M. ANDRE ADAM (Belgique) a rappelé que le Sommet du millénaire était parvenu à une conclusion majeure à savoir que, en dépit des critiques qui lui sont régulièrement adressées et qui sont parfois justifiées, l’ONU joue et continuera à jouer un rôle central dans la réponse que la communauté internationale doit apporter aux multiples défis auxquels elle est confrontée. Il a indiqué que sa délégation souscrivait pleinement aux leçons tirées par le rapport Brahimi mais que la mise en oeuvre de ses recommandations aura un coût qu’il conviendra d’assumer de manière équitable. Nous devons nous inquiéter tout comme le Secrétaire général, a-t-il par ailleurs déclaré, qu’il n’ait été répondu aux besoins annoncés dans l’appel global interagences qu’à raison de 34% alors que les besoins en aide humanitaire sont immenses et que la croissance économique permettrait de dégager des marges financières inespérées voilà quelques années encore. Il a déploré que la question des personnes déplacées dans leur propre pays pour des raisons de conflit interne n’ait pas donné lieu à un accord dans le cadre de l’ECOSOC et a souhaité que l’Assemblée générale y remédie.

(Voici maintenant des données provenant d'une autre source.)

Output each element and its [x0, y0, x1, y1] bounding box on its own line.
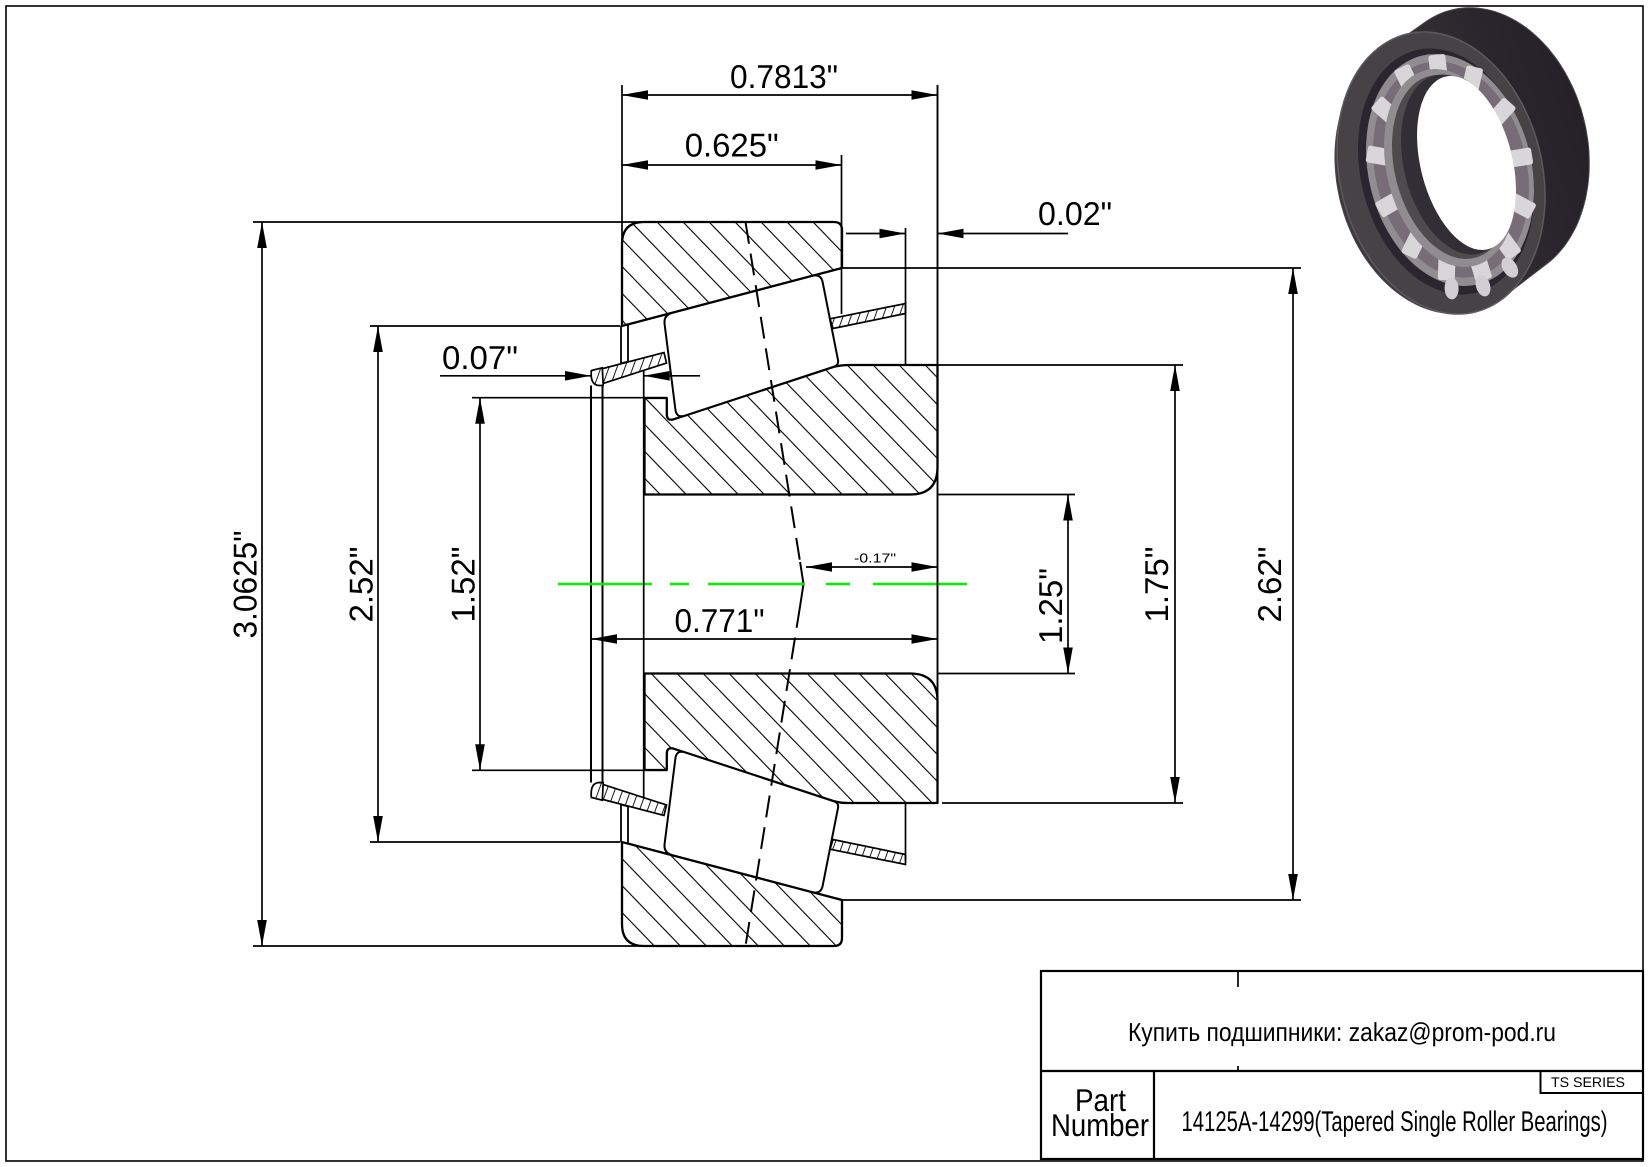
svg-text:1.25": 1.25"	[1032, 568, 1069, 644]
svg-text:1.75": 1.75"	[1138, 547, 1175, 623]
svg-text:0.771": 0.771"	[675, 602, 765, 639]
svg-text:1.52": 1.52"	[445, 547, 482, 623]
svg-text:0.7813": 0.7813"	[730, 58, 838, 95]
svg-text:14125A-14299(Tapered Single Ro: 14125A-14299(Tapered Single Roller Beari…	[1182, 1106, 1608, 1138]
svg-text:3.0625": 3.0625"	[226, 531, 263, 639]
svg-text:Number: Number	[1051, 1107, 1149, 1143]
svg-text:2.62": 2.62"	[1251, 547, 1288, 623]
svg-text:2.52": 2.52"	[343, 547, 380, 623]
svg-text:0.02": 0.02"	[1038, 195, 1112, 232]
svg-text:-0.17": -0.17"	[854, 551, 896, 566]
svg-text:TS SERIES: TS SERIES	[1551, 1074, 1625, 1090]
svg-text:0.07": 0.07"	[442, 339, 518, 376]
svg-text:0.625": 0.625"	[685, 127, 779, 164]
svg-text:Купить подшипники: zakaz@prom-: Купить подшипники: zakaz@prom-pod.ru	[1128, 1017, 1556, 1047]
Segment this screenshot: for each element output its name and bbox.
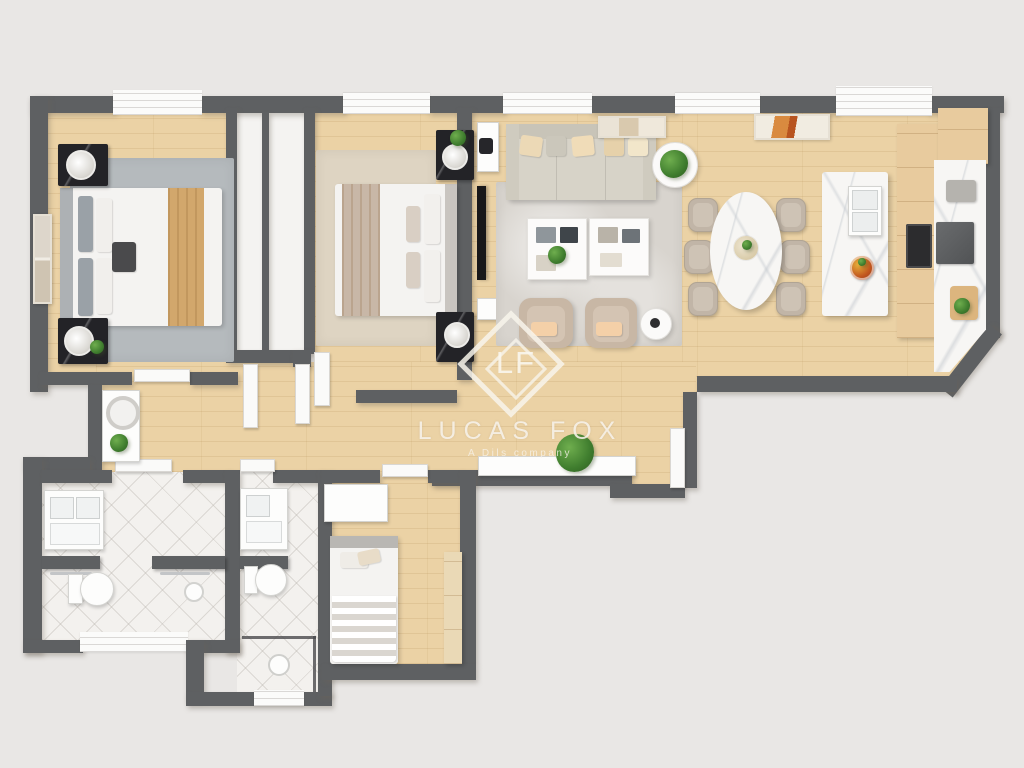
bathroom1-toilet-bowl xyxy=(80,572,114,606)
wall-bath1-top-2 xyxy=(183,470,230,483)
built-in-oven xyxy=(906,224,932,268)
bedroom3-headboard xyxy=(330,536,398,548)
wall-closet-divider xyxy=(262,112,269,352)
dining-chair-1-pad xyxy=(693,203,713,227)
wall-bath2-step xyxy=(186,640,204,700)
bedroom3-closet xyxy=(444,552,462,664)
dining-chair-6-pad xyxy=(781,287,801,311)
window-bedroom2 xyxy=(343,92,430,114)
bathroom2-shower-glass-h xyxy=(242,636,316,639)
door-closet-1 xyxy=(243,364,258,428)
book-5 xyxy=(622,229,640,243)
wall-bedroom3-right xyxy=(460,470,476,664)
wall-bedroom3-bottom xyxy=(322,664,476,680)
bedroom2-pillow-2 xyxy=(424,250,440,302)
bathroom1-towel-rail-2 xyxy=(160,572,210,575)
master-lamp-1 xyxy=(66,150,96,180)
wall-top-5 xyxy=(758,96,838,113)
armchair-2-pillow xyxy=(596,322,622,336)
window-kitchen-bay xyxy=(836,86,932,116)
sofa-arm-left xyxy=(506,124,519,200)
bedroom2-headboard xyxy=(445,184,457,316)
sofa-pillow-1 xyxy=(519,135,544,158)
wall-bath-divider xyxy=(225,470,240,653)
bathroom2-toilet-bowl xyxy=(255,564,287,596)
book-6 xyxy=(600,253,622,267)
bedroom2-pillow-1 xyxy=(424,194,440,244)
wall-tv-screen xyxy=(477,186,486,280)
wall-master-bottom-1 xyxy=(40,372,132,385)
bedroom2-lamp-1 xyxy=(442,144,468,170)
wall-top-4 xyxy=(590,96,677,113)
window-living-2 xyxy=(675,92,760,114)
wall-bath2-top xyxy=(273,470,322,483)
sofa-pillow-5 xyxy=(628,138,648,156)
dining-chair-5-pad xyxy=(785,245,805,269)
dining-chair-4-pad xyxy=(781,203,801,227)
master-pillow-white-1 xyxy=(96,198,112,252)
sofa-pillow-3 xyxy=(571,135,595,157)
dining-chair-2-pad xyxy=(689,245,709,269)
master-throw-dark xyxy=(112,242,136,272)
window-master xyxy=(113,90,202,115)
sofa-pillow-4 xyxy=(604,136,624,156)
dining-chair-6 xyxy=(776,282,806,316)
window-living-1 xyxy=(503,92,592,114)
bathroom1-sink-1 xyxy=(50,497,74,519)
master-headboard xyxy=(60,188,73,326)
door-bedroom3 xyxy=(382,464,428,477)
bathroom1-shower-drain xyxy=(184,582,204,602)
book-1 xyxy=(536,227,556,243)
door-bathroom2 xyxy=(240,459,275,472)
bathroom2-sink xyxy=(246,495,270,517)
sink-basin-1 xyxy=(852,190,878,210)
bathroom1-vanity-counter xyxy=(50,523,100,545)
bedroom3-wardrobe xyxy=(324,484,388,522)
bathroom1-halfwall-2 xyxy=(152,556,225,569)
wall-hall-left xyxy=(88,385,102,470)
console-decor xyxy=(479,138,493,154)
bathroom1-vanity xyxy=(44,490,104,550)
book-2 xyxy=(560,227,578,243)
accent-table-decor xyxy=(650,318,660,328)
closet-floor xyxy=(237,113,304,352)
sink-basin-2 xyxy=(852,212,878,232)
wall-top-2 xyxy=(200,96,345,113)
wall-closet-right xyxy=(304,108,315,354)
wall-master-bottom-2 xyxy=(190,372,238,385)
floor-artwork-2 xyxy=(754,114,830,140)
sofa-pillow-2 xyxy=(546,136,566,156)
wall-living-bottom xyxy=(697,376,957,392)
wall-bedroom3-top-1 xyxy=(322,470,380,483)
bathroom2-shower-head xyxy=(268,654,290,676)
master-lamp-2 xyxy=(64,326,94,356)
bedroom2-pillow-4 xyxy=(406,252,420,288)
master-blanket-tan xyxy=(168,188,204,326)
wall-bath1-top xyxy=(42,470,112,483)
island-sink xyxy=(848,186,882,236)
window-bathroom1 xyxy=(80,632,188,652)
coffee-table-2 xyxy=(589,218,649,276)
bathroom1-sink-2 xyxy=(76,497,100,519)
window-bathroom2 xyxy=(254,690,304,706)
bedroom3-striped-blanket xyxy=(332,596,396,662)
dining-chair-4 xyxy=(776,198,806,232)
bedroom2-blanket-taupe xyxy=(342,184,380,316)
floor-plan: LF LUCAS FOX A Dils company xyxy=(0,0,1024,768)
bathroom2-vanity-counter xyxy=(246,521,282,543)
book-4 xyxy=(598,227,618,243)
floor-artwork-1 xyxy=(598,116,666,138)
bathroom2-shower-glass-v xyxy=(313,636,316,692)
coffee-machine xyxy=(946,180,976,202)
wall-entry xyxy=(683,392,697,488)
dining-chair-3 xyxy=(688,282,718,316)
wall-bath1-left xyxy=(23,457,42,653)
master-pillow-grey-1 xyxy=(78,196,93,252)
kitchen-corner-cabinet xyxy=(938,108,988,164)
master-pillow-grey-2 xyxy=(78,258,93,316)
round-mirror xyxy=(106,396,140,430)
bathroom2-vanity xyxy=(240,488,288,550)
dining-chair-3-pad xyxy=(693,287,713,311)
door-master-bedroom xyxy=(134,369,190,382)
wall-bath1-bottom-1 xyxy=(23,640,83,653)
wall-bedroom2-bottom xyxy=(356,390,457,403)
bathroom1-halfwall-1 xyxy=(42,556,100,569)
door-bedroom2 xyxy=(314,352,330,406)
master-wall-art xyxy=(33,214,52,304)
armchair-1-pillow xyxy=(531,322,557,336)
door-closet-2 xyxy=(295,364,310,424)
bedroom2-lamp-2 xyxy=(444,322,470,348)
bedroom2-pillow-3 xyxy=(406,206,420,242)
master-pillow-white-2 xyxy=(96,258,112,314)
dining-chair-5 xyxy=(780,240,810,274)
cooktop xyxy=(936,222,974,264)
wall-bedroom3-top-2 xyxy=(428,470,462,483)
door-entry xyxy=(670,428,685,488)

M. YEHUDA LANCRY (Israël) a déclaré que les questions soulevées par le Secrétaire général dans son rapport, notamment celles se rapportant au VIH/sida, au rôle des Nations Unies dans le maintien de la paix, et à la gestion concertée de la mondialisation méritaient que les États membres y prêtent une attention particulière. Concernant le continent africain, le représentant d’Israël s’est inquiété des conséquences du virus du VIH/sida sur le développement socioéconomique de ce continent menacé. Israël appuie l’initiative visant à lancer un plan d’action international pour combattre la pandémie et remédier à ses conséquences.

Concernant les opérations de maintien de la paix, le représentant d’Israël a souligné la pertinence des recommandations du rapport Brahimi et a apporté son soutien à la proposition de réforme des mécanismes de contribution des Etats. A ce titre, il a annoncé que son pays verserait la totalité de sa quote-part au titre des opérations de maintien de la paix. Il a ensuite abordé la question de la mondialisation et de ses conséquences et a appuyé les initiatives de Pacte mondial et de coalition pour le changement, lancées par le Secrétaire général.

Concernant les relations entre Israël et l’ONU, M. Lancry s’est félicité de l’admission temporaire de son pays au sein du groupe des pays d’Europe de l’Ouest et autres Etats, ce qui constitue, a-t-il dit un premier pas vers la reconnaissance, à Israël, par les Nations Unies, des mêmes droits que les autres États. Par ailleurs, il s’est réjoui de la collaboration efficace entre Israël et les Nations Unies dans le processus de retrait des forces israéliennes du Sud- Liban, en mai 2000 conformément à la résolution 425. Il a souhaité que ce retrait ouvre la voie à une nouvelle dynamique de paix dans la région et à une coopération accrue avec les Nations Unies.